Decentralized AI
aerOS aux AI services cover different functionalities required to execute AI tasks using aerOS infrastructure. AI tasks cover two main scenarios: federated learning and distributed inference. AI tasks can be decomposed into sub-tasks that may have dedicated requirements and their execution can span over several IEs (functionality divided between services deployed over different IEs). In the simplest case AI task may have only one sub-task, i.e., workflow consisting of one step, e.g. deployment of a service offering predictions done by ML model. Note that AI task is a specialization of a general task that can be executed using aerOS infrastructure.

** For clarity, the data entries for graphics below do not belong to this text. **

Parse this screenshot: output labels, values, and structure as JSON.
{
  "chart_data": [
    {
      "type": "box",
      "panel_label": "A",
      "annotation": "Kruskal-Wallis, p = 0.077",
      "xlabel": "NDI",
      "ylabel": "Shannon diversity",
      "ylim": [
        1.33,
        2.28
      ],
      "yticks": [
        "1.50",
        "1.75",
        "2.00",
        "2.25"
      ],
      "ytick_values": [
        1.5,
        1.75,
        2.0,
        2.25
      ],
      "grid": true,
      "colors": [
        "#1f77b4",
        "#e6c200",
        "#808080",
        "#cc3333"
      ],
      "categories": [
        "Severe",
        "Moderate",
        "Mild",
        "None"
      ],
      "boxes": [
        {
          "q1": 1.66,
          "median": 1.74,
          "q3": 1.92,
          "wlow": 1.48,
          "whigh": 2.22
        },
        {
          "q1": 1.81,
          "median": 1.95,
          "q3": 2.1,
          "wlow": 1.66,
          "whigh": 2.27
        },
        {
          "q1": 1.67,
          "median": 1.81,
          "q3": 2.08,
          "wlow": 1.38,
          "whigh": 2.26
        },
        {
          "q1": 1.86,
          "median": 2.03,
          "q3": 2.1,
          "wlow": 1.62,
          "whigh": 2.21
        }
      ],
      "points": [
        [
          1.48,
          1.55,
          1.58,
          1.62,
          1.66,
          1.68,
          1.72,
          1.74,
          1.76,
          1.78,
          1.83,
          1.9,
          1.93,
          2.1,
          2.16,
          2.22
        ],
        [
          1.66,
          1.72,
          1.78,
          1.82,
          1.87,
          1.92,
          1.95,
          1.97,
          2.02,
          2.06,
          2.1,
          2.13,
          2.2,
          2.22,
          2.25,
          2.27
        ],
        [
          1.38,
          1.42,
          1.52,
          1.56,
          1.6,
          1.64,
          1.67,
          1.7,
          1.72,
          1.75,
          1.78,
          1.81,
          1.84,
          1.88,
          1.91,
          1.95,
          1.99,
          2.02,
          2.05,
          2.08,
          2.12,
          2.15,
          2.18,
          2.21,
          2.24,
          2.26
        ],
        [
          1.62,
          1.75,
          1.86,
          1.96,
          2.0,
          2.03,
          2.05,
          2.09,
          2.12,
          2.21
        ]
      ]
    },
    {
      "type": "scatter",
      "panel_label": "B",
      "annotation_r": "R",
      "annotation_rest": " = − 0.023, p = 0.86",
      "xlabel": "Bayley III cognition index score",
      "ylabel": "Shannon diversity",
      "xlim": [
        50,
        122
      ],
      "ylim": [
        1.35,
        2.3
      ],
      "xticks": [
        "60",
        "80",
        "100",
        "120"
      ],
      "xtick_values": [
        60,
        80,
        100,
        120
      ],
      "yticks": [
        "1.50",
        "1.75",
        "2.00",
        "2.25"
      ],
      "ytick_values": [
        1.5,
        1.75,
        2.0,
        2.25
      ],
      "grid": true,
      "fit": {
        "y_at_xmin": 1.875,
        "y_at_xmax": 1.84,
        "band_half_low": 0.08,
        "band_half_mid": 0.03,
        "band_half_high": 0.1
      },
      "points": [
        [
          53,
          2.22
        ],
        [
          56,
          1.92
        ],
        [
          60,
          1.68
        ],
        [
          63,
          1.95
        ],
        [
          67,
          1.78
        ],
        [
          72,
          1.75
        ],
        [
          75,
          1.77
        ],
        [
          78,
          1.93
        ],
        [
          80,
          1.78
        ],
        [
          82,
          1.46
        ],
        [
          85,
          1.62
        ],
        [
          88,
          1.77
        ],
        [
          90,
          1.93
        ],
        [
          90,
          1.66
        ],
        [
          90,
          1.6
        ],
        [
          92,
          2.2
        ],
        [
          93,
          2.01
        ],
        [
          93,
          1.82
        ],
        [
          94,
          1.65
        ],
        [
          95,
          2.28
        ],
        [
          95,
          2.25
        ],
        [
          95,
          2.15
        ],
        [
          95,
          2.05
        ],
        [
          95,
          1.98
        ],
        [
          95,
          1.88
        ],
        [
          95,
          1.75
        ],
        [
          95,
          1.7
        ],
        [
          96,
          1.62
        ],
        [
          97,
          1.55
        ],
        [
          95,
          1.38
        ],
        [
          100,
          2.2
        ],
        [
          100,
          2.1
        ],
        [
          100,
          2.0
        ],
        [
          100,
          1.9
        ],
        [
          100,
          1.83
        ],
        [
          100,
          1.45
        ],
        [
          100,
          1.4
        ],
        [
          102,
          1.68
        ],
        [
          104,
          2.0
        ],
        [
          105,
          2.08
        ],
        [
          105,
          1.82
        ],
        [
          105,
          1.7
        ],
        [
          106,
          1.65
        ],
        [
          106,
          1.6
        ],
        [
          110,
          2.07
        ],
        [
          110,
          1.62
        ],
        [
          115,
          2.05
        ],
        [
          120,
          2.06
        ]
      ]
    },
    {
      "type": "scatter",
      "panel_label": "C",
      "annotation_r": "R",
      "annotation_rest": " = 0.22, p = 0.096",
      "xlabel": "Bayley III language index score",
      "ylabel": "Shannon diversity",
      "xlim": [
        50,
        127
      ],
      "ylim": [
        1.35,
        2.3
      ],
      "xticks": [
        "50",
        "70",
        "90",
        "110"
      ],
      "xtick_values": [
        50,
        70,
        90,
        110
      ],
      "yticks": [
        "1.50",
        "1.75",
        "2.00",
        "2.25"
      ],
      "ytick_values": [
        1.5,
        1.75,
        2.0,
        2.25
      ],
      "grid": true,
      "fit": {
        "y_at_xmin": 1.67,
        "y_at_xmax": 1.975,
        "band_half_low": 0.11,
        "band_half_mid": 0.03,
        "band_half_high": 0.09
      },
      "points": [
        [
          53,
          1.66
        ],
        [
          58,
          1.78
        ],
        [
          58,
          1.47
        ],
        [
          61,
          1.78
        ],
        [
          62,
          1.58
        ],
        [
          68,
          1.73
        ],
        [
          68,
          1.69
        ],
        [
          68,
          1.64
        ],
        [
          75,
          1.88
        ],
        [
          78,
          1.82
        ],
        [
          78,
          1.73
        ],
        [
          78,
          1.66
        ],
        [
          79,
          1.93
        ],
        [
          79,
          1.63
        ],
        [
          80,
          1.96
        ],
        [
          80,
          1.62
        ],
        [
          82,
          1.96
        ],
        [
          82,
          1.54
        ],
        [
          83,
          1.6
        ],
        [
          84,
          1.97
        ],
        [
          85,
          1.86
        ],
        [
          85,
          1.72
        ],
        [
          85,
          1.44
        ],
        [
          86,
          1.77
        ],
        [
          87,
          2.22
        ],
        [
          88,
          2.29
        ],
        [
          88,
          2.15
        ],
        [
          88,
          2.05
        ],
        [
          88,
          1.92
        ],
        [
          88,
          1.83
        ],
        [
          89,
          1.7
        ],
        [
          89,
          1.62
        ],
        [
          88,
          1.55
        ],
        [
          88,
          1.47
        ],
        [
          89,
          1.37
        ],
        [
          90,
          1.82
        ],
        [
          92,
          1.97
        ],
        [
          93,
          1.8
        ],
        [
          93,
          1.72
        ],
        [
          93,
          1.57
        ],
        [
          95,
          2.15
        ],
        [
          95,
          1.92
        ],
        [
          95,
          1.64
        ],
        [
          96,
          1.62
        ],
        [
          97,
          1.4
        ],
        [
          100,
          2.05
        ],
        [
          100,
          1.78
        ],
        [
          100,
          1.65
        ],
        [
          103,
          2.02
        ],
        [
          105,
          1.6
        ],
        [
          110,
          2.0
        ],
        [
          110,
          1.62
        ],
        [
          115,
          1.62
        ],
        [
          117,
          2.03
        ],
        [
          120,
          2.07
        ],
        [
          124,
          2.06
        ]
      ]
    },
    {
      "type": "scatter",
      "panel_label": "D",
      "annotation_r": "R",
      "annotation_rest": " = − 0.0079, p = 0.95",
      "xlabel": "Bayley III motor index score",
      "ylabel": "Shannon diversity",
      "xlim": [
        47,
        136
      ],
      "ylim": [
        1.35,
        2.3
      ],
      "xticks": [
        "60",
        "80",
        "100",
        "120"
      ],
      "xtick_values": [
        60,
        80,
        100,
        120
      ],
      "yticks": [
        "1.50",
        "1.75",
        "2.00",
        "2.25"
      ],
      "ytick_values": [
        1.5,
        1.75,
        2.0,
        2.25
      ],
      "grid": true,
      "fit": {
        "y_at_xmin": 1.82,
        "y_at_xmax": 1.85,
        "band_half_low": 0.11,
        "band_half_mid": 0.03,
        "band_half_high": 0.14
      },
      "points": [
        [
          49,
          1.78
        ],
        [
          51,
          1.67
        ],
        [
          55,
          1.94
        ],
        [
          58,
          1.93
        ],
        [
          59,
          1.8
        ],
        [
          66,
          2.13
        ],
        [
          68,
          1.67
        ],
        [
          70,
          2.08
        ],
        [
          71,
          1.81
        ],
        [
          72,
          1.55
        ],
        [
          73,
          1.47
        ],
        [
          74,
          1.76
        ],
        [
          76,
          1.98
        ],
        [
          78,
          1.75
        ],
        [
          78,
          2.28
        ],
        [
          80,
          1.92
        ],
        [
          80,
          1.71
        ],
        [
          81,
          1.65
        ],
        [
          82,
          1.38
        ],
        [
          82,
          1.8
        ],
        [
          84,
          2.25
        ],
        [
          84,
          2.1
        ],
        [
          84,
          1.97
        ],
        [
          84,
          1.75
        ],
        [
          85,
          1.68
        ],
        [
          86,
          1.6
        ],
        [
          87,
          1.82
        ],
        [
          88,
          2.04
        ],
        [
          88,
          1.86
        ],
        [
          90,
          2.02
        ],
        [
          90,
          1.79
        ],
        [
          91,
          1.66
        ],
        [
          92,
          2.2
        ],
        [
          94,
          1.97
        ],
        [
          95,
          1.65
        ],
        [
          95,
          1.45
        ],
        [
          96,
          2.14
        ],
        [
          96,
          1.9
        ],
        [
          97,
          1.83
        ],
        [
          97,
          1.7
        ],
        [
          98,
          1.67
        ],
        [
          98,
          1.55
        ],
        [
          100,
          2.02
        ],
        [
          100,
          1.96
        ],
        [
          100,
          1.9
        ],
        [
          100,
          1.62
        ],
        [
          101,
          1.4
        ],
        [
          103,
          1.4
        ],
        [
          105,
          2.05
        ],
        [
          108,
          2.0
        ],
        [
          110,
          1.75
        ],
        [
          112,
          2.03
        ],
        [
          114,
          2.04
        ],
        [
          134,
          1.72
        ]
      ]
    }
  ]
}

Within aerOS dedicated services are prepared to: monitor and orchestrate specific task execution (AI Task [n] Controller) and execute an AI sub-task (AI Local Executor). They are deployed as auxiliary services on the aerOS infrastructure using aerOS service deployment and orchestration mechanisms. AI Task [n] Controller is responsible for task n-th and is collaborating with AI Task Executor services that are executing parts of this tasks on different IEs. In federated learning, at the end of the process, AI Task [n] Controller will have a new shared model trained in a federated way within AI Local Executor services.
AI Task Controller is deployed on aerOS infrastructure to control the execution of an AI task with respect to accepting configuration, synchronization of partial results, managing the training process. It is composed of the following elements. AI Local Executor is a service deployed on aerOS infrastructure to execute workload for an AI sub-task i.e., to execute a local training round.
FL Controller - responsible for accepting a task description, initializing execution of workload using deployed services, managing and monitoring task lifecycle.
FL Training Collector - The FL training process involves several independent parties that collaborate to provide an enhanced ML model. In this process, the different local updates suggestions should be aggregated. This is tackled by the FL Training Collector, which is also in charge of sending the results of the training along with the updated model weights to FL Repository for storage.
FL Repository - One of the key application aspects of FL is making it persistent and configurable. The FL repository stores (and delivers upon request/need) the ML aggregation algorithms, ML models and the results of ML training.
Model Inferencer - provides predictions of a selected model.
Model Trainer - offers functionalities of an FL client, including the local training and evaluation of models.
Data Transformer - supports data preprocessing, data loading and training methods using serializable modules.